Most of the work on the Tainui statue was done by Whanganui sculptor Joan Morrell, who died in January last year.
Before she died she told her brother, Nobby Bullock, that the statue should be moved so that Tainui's tears were closer to the lake edge, as befitting her story.
The move was made late last year. The cost and effort needed were substantial, Virginia Lake Trust chairman Terry Coxon said. The statue and the rock it sat on weighed nearly 3 tonnes, and resource consent was needed.
The artwork's new position is more visible and accessible. The statue is unchanged, but its plaques were hard to read and a new sign giving the story behind it has been put up.

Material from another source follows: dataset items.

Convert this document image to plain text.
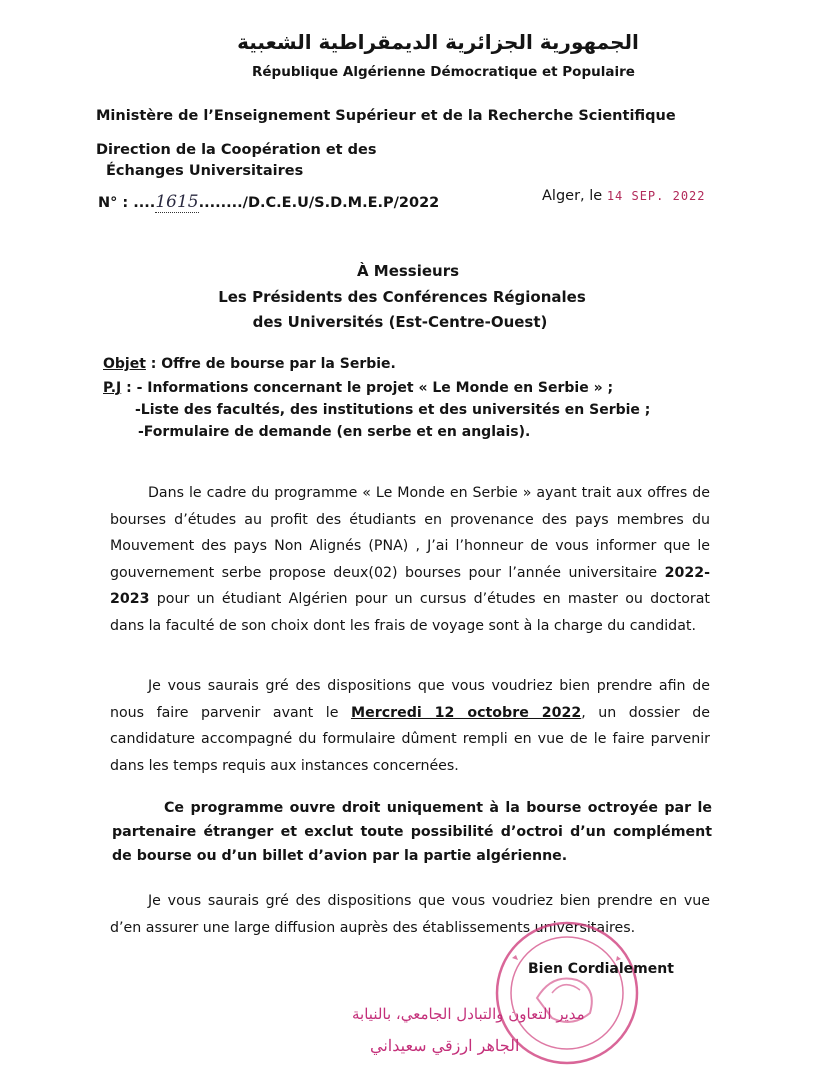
الجمهورية الجزائرية الديمقراطية الشعبية
République Algérienne Démocratique et Populaire
Ministère de l’Enseignement Supérieur et de la Recherche Scientifique
Direction de la Coopération et des
Échanges Universitaires
N° : ....1615......../D.C.E.U/S.D.M.E.P/2022	Alger, le 14 SEP. 2022
À Messieurs
Les Présidents des Conférences Régionales
des Universités (Est-Centre-Ouest)
Objet : Offre de bourse par la Serbie.
P.J : - Informations concernant le projet « Le Monde en Serbie » ;
-Liste des facultés, des institutions et des universités en Serbie ;
-Formulaire de demande (en serbe et en anglais).

Dans le cadre du programme « Le Monde en Serbie » ayant trait aux offres de bourses d’études au profit des étudiants en provenance des pays membres du Mouvement des pays Non Alignés (PNA) , J’ai l’honneur de vous informer que le gouvernement serbe propose deux(02) bourses pour l’année universitaire 2022-2023 pour un étudiant Algérien pour un cursus d’études en master ou doctorat dans la faculté de son choix dont les frais de voyage sont à la charge du candidat.

Je vous saurais gré des dispositions que vous voudriez bien prendre afin de nous faire parvenir avant le Mercredi 12 octobre 2022, un dossier de candidature accompagné du formulaire dûment rempli en vue de le faire parvenir dans les temps requis aux instances concernées.

Ce programme ouvre droit uniquement à la bourse octroyée par le partenaire étranger et exclut toute possibilité d’octroi d’un complément de bourse ou d’un billet d’avion par la partie algérienne.

Je vous saurais gré des dispositions que vous voudriez bien prendre en vue d’en assurer une large diffusion auprès des établissements universitaires.

Bien Cordialement
مدير التعاون والتبادل الجامعي، بالنيابة
الجاهر ارزقي سعيداني
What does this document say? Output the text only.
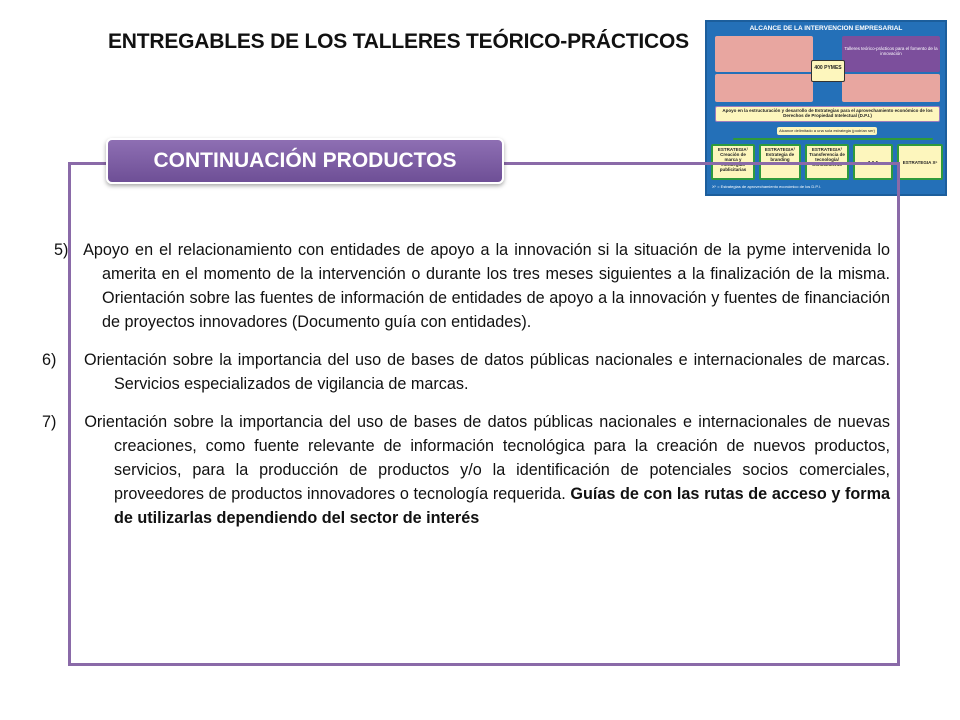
ENTREGABLES DE LOS TALLERES TEÓRICO-PRÁCTICOS
ALCANCE DE LA INTERVENCION EMPRESARIAL
Talleres teórico-prácticos para el fomento de la innovación
400 PYMES
Apoyo en la estructuración y desarrollo de Estrategias para el aprovechamiento económico de los Derechos de Propiedad Intelectual (D.P.I.)
Alcance delimitado a una sola estrategia (podrían ser)
ESTRATEGIA¹ Creación de marca y estrategias publicitarias
ESTRATEGIA² Estrategia de branding
ESTRATEGIA³ Transferencia de tecnología/ Conocimiento	…	ESTRATEGIA Xⁿ
Xⁿ = Estrategias de aprovechamiento económico de los D.P.I.
CONTINUACIÓN PRODUCTOS
5) Apoyo en el relacionamiento con entidades de apoyo a la innovación si la situación de la pyme intervenida lo amerita en el momento de la intervención o durante los tres meses siguientes a la finalización de la misma. Orientación sobre las fuentes de información de entidades de apoyo a la innovación y fuentes de financiación de proyectos innovadores (Documento guía con entidades).
6) Orientación sobre la importancia del uso de bases de datos públicas nacionales e internacionales de marcas. Servicios especializados de vigilancia de marcas.
7) Orientación sobre la importancia del uso de bases de datos públicas nacionales e internacionales de nuevas creaciones, como fuente relevante de información tecnológica para la creación de nuevos productos, servicios, para la producción de productos y/o la identificación de potenciales socios comerciales, proveedores de productos innovadores o tecnología requerida. Guías de con las rutas de acceso y forma de utilizarlas dependiendo del sector de interés
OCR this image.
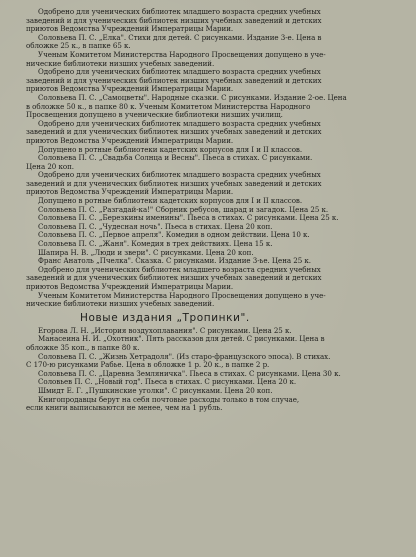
Одобрено для ученических библиотек младшего возраста средних учебных
заведений и для ученических библиотек низших учебных заведений и детских
приютов Ведомства Учреждений Императрицы Марии.
Соловьева П. С. „Елка". Стихи для детей. С рисунками. Издание 3-е. Цена в
обложке 25 к., в папке 65 к.
Ученым Комитетом Министерства Народного Просвещения допущено в уче-
нические библиотеки низших учебных заведений.
Одобрено для ученических библиотек младшего возраста средних учебных
заведений и для ученических библиотек низших учебных заведений и детских
приютов Ведомства Учреждений Императрицы Марии.
Соловьева П. С. „Самоцветы". Народные сказки. С рисунками. Издание 2-ое. Цена
в обложке 50 к., в папке 80 к. Ученым Комитетом Министерства Народного
Просвещения допущено в ученические библиотеки низших училищ.
Одобрено для ученических библиотек младшего возраста средних учебных
заведений и для ученических библиотек низших учебных заведений и детских
приютов Ведомства Учреждений Императрицы Марии.
Допущено в ротные библиотеки кадетских корпусов для I и II классов.
Соловьева П. С. „Свадьба Солнца и Весны". Пьеса в стихах. С рисунками.
Цена 20 коп.
Одобрено для ученических библиотек младшего возраста средних учебных
заведений и для ученических библиотек низших учебных заведений и детских
приютов Ведомства Учреждений Императрицы Марии.
Допущено в ротные библиотеки кадетских корпусов для I и II классов.
Соловьева П. С. „Разгадай-ка!" Сборник ребусов, шарад и загадок. Цена 25 к.
Соловьева П. С. „Березкины именины". Пьеса в стихах. С рисунками. Цена 25 к.
Соловьева П. С. „Чудесная ночь". Пьеса в стихах. Цена 20 коп.
Соловьева П. С. „Первое апреля". Комедия в одном действии. Цена 10 к.
Соловьева П. С. „Жаня". Комедия в трех действиях. Цена 15 к.
Шапира Н. В. „Люди и звери". С рисунками. Цена 20 коп.
Франс Анатоль „Пчелка". Сказка. С рисунками. Издание 3-ье. Цена 25 к.
Одобрено для ученических библиотек младшего возраста средних учебных
заведений и для ученических библиотек низших учебных заведений и детских
приютов Ведомства Учреждений Императрицы Марии.
Ученым Комитетом Министерства Народного Просвещения допущено в уче-
нические библиотеки низших учебных заведений.
Новые издания „Тропинки".
Егорова Л. Н. „История воздухоплавания". С рисунками. Цена 25 к.
Манасеина Н. И. „Охотник". Пять рассказов для детей. С рисунками. Цена в
обложке 35 коп., в папке 80 к.
Соловьева П. С. „Жизнь Хетрадоля". (Из старо-французского эпоса). В стихах.
С 170-ю рисунками Рабье. Цена в обложке 1 р. 20 к., в папке 2 р.
Соловьева П. С. „Царевна Земляничка". Пьеса в стихах. С рисунками. Цена 30 к.
Соловьев П. С. „Новый год". Пьеса в стихах. С рисунками. Цена 20 к.
Шмидт Е. Г. „Пушкинские уголки". С рисунками. Цена 20 коп.
Книгопродавцы берут на себя почтовые расходы только в том случае,
если книги выписываются не менее, чем на 1 рубль.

The legend of Tainui has it that she was the beautiful daughter of a chief at Putikituna Pā, situated on the banks of the Tangarakau River as it joins the Whanganui. Also at the pā was a young man called Turere, who loved birds and spent long hours in the bush listening to them and learning their language.

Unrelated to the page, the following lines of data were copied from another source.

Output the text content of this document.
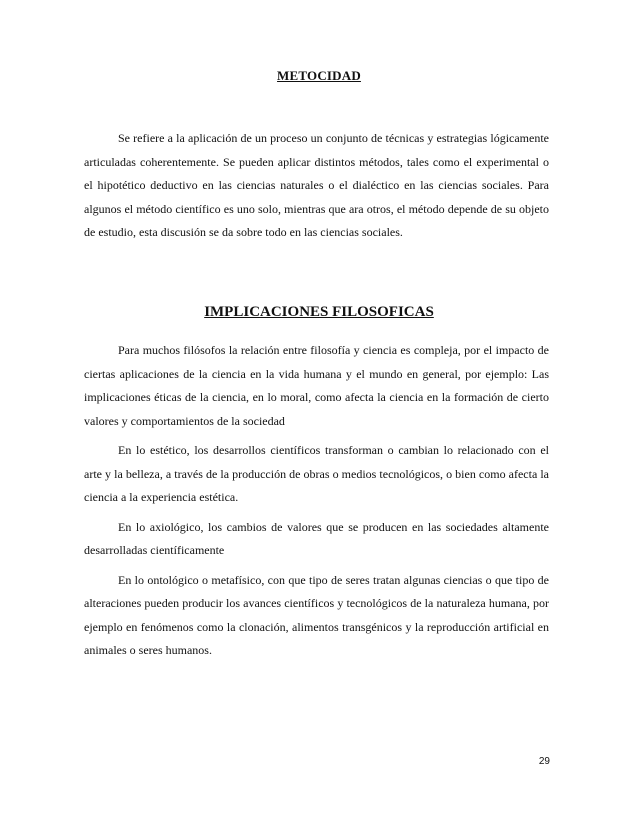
METOCIDAD

Se refiere a la aplicación de un proceso un conjunto de técnicas y estrategias lógicamente articuladas coherentemente. Se pueden aplicar distintos métodos, tales como el experimental o el hipotético deductivo en las ciencias naturales o el dialéctico en las ciencias sociales. Para algunos el método científico es uno solo, mientras que ara otros, el método depende de su objeto de estudio, esta discusión se da sobre todo en las ciencias sociales.

IMPLICACIONES FILOSOFICAS

Para muchos filósofos la relación entre filosofía y ciencia es compleja, por el impacto de ciertas aplicaciones de la ciencia en la vida humana y el mundo en general, por ejemplo: Las implicaciones éticas de la ciencia, en lo moral, como afecta la ciencia en la formación de cierto valores y comportamientos de la sociedad

En lo estético, los desarrollos científicos transforman o cambian lo relacionado con el arte y la belleza, a través de la producción de obras o medios tecnológicos, o bien como afecta la ciencia a la experiencia estética.

En lo axiológico, los cambios de valores que se producen en las sociedades altamente desarrolladas científicamente

En lo ontológico o metafísico, con que tipo de seres tratan algunas ciencias o que tipo de alteraciones pueden producir los avances científicos y tecnológicos de la naturaleza humana, por ejemplo en fenómenos como la clonación, alimentos transgénicos y la reproducción artificial en animales o seres humanos.

29
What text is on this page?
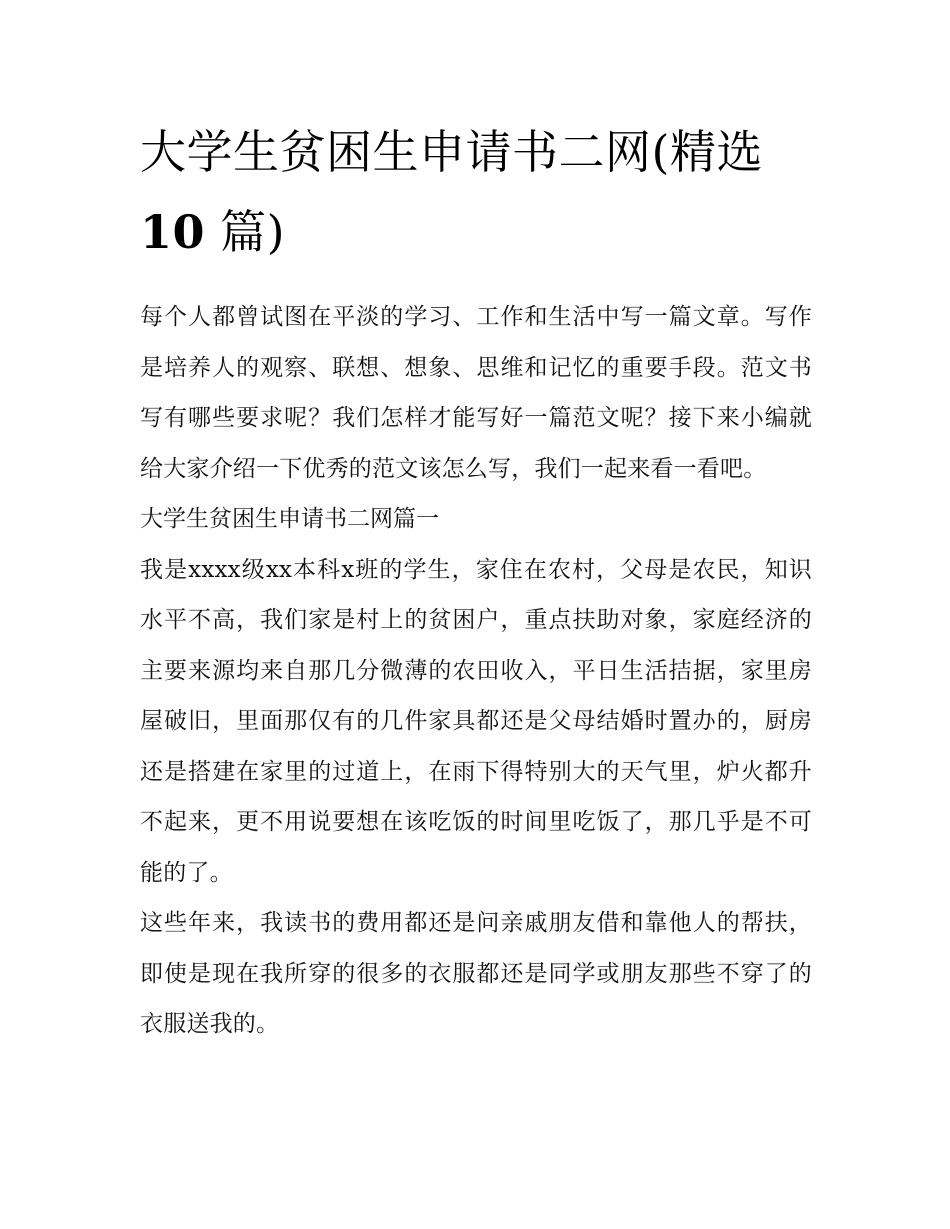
大学生贫困生申请书二网(精选
10 篇)

每个人都曾试图在平淡的学习、工作和生活中写一篇文章。写作是培养人的观察、联想、想象、思维和记忆的重要手段。范文书写有哪些要求呢？我们怎样才能写好一篇范文呢？接下来小编就给大家介绍一下优秀的范文该怎么写，我们一起来看一看吧。

大学生贫困生申请书二网篇一

我是xxxx级xx本科x班的学生，家住在农村，父母是农民，知识水平不高，我们家是村上的贫困户，重点扶助对象，家庭经济的主要来源均来自那几分微薄的农田收入，平日生活拮据，家里房屋破旧，里面那仅有的几件家具都还是父母结婚时置办的，厨房还是搭建在家里的过道上，在雨下得特别大的天气里，炉火都升不起来，更不用说要想在该吃饭的时间里吃饭了，那几乎是不可能的了。

这些年来，我读书的费用都还是问亲戚朋友借和靠他人的帮扶，即使是现在我所穿的很多的衣服都还是同学或朋友那些不穿了的衣服送我的。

One day Tainui heard him talking to the birds. She loved them too and asked him to teach her their language. The two spent long hours together and fell in love.
News of Tainui's beauty and accomplishments reached Ranginui, a proud and boastful chief from a pā on the Whanganui River. He made himself a canoe and went to Putikituna to ask for Tainui as his wife.
Hearing about her love for Turere, Ranginui threatened to kill him. Tainui warned Turere to flee and he travelled south towards the Waitōtara River and the coast. But Ranginui followed and caught him where he lay exhausted on a hill.
Ranginui killed his rival, which angered the gods. A storm struck, Ranginui was cut down and rain poured for days, covering the two bodies with a lake.
Tainui had followed her lover. When she came to the shores of the lake the birds told her of Turere's death. She knelt beside the water and her tears added to the waters.
The statue of Tainui came about after Maxwell Smart, historian and former Whanganui Regional Museum director, told members of the former Whanganui Historical Society the legend. He said he hoped a statue portraying the legend would be made and placed at the lake.
The statue was commissioned by the society as a memorial to Smart and unveiled on June 3, 1978.